The court found that the plaintiff exercised meaningful discretion in recruiting, training and motivating agents.  She determined her own day-to-day hours, including vacations.  She hired and supervised her own staff while remitting payroll taxes for them as employees.  She paid for her costs such as marketing, office lease, telephone service and office supplies and deducted those costs as a business expense in her personal tax returns in which she identified herself as self-employed.

Although Farmers required plaintiff to submit annual business plans and attend district meetings, and had the sole and final authority to hire and dismiss any agent in plaintiff’s district, this did not mean Farmers controlled to any meaningful degree the means by which plaintiff performed and accomplished her duties as a District Manager.

This decision is helpful to employers subjected to scrutiny by administrative agencies over the status of their independent contractors.  Some administrative agencies may be too quick to find that a true contractor is really an “employee.”  The inquiry is based on a totality of factors and not just the contract itself.  These factors include, but are not limited to:

  • Who supplies the tools and instrumentalities for the work?
  • Is the individual engaged in an occupation commonly performed by a specialist?
  • Is the individual engaged in a stand-alone occupation or business?
  • Does the job require a high degree of skill?
  • Is the individual retained for a finite project or duration?
  • Is the method of payment more typical of an employer-employee relationship?
  • Is the work performed part of the employer’s regular business?
  • What do the parties think their relationship is?

Employers must continually take stock of workers deemed to be “independent contractors.”  This is because if, in fact they are common law employees, serious consequences can flow under several laws.  The following are just a few of the laws that can get an employer and a “contractor” in hot water if the worker turns out to be a common law employee.

  • The Public Employees’ Retirement Law (PERL).  The PERL uses the common law definition of employee used in BeaumontJacques in defining those who are to be included in CalPERS membership.  See our article here.
  • The Patient Protection and Affordable Care Act (ACA).  ACA uses the same common law definition of employee used by the IRS in determining when employers must provide affordable health coverage to its employees.
  • Ethics laws for governmental employees (e.g. Government Code section 1090 and the Political Reform Act (PRA).)  Only government employees, but not true independent contractors, are required to follow these laws.  See our earlier article here.
  • Workers’ Compensation Law.  Knowing who is an employee and who is really an independent contractor affects the employer’s degree of liability for injuries.

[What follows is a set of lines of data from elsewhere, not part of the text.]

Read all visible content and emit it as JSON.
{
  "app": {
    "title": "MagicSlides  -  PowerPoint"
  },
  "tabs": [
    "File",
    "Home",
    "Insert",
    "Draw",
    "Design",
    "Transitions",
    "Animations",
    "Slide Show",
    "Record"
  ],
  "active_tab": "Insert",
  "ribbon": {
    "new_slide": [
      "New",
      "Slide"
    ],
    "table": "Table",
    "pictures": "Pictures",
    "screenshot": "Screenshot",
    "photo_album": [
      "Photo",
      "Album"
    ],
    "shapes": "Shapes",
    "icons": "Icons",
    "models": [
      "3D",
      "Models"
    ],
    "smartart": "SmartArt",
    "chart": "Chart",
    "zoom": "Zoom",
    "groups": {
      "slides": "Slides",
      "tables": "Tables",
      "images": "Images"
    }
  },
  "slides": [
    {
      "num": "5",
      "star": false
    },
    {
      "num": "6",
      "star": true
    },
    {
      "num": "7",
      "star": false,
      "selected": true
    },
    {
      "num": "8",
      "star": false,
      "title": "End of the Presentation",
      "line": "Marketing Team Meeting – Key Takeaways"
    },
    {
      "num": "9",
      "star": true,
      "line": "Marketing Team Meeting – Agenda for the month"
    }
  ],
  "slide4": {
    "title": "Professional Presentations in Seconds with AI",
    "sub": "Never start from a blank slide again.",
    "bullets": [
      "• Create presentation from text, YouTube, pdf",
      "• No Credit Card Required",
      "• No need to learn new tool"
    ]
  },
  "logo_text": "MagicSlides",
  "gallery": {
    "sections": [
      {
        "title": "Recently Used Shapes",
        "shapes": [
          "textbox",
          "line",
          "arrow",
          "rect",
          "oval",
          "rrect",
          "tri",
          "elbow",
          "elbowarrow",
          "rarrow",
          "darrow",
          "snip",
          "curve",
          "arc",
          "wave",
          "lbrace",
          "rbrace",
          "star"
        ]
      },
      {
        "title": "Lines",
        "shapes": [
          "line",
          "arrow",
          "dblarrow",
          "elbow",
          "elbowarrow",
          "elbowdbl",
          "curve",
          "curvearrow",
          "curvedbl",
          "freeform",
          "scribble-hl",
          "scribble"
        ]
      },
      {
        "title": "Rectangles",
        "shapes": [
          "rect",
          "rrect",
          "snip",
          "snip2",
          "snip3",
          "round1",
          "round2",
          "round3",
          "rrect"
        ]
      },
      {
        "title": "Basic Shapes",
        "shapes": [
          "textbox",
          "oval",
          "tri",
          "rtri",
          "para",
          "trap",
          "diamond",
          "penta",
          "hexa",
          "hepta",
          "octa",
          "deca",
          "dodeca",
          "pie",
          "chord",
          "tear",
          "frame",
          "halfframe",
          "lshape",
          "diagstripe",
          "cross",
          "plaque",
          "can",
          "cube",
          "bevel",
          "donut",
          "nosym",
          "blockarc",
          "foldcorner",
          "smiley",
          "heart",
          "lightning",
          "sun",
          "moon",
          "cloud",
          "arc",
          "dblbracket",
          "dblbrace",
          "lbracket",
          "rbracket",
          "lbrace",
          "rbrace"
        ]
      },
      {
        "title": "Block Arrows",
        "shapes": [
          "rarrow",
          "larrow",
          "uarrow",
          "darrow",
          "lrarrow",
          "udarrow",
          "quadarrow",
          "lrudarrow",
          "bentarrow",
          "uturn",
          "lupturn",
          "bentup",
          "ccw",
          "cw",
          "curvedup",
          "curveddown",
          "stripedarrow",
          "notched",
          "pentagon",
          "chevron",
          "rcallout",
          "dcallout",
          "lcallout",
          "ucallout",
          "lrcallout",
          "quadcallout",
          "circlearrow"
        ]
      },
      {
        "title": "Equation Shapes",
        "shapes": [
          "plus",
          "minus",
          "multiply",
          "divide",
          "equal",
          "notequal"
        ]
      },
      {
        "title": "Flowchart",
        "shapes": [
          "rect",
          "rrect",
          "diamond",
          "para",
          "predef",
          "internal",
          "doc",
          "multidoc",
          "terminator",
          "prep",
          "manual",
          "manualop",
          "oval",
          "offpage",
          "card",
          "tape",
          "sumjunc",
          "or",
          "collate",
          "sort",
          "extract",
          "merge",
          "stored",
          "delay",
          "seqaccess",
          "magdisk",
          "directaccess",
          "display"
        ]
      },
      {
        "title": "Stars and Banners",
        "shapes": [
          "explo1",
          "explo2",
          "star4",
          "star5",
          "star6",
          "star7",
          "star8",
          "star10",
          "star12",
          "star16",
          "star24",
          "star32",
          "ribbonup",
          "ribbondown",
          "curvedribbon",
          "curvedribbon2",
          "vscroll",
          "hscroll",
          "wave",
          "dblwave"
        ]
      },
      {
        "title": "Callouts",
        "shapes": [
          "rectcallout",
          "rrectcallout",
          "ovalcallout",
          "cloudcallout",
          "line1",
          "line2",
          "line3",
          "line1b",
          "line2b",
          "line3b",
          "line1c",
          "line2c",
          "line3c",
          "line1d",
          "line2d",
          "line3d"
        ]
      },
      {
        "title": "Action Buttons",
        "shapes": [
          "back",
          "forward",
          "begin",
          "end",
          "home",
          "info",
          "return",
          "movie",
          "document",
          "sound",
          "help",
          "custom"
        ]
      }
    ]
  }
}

See our articles here and here.
  • Anti-Discrimination and Harassment laws under Title VII, FEHA and the Americans with Disabilities Act (ADA).  Some of these laws protect only employees and some also protect independent contractors.  See our previous articles here and here
  • Internal Revenue Code provisions on payroll withholdings for Social Security, unemployment insurance, and Medicare.  See our earlier article on this here.
  • Civil Rights.  The status of a worker as an employee can affect the standard under which civil rights violations are tested, as well as employer defenses.  See an example here.
  • Labor relations acts.  Employees, but not independent contractors, have collective bargaining right under the Meyers-Milias-Brown Act (MMBA), the Educational Employment Relations Act (EERA), and Trial Court Interpreter Employment Relations Act, among others.  See a related article here.

Taking the time now to review the true status of your “independent contractors” will save you the greater time and expense later if it turns out your contractor is really an “employee.”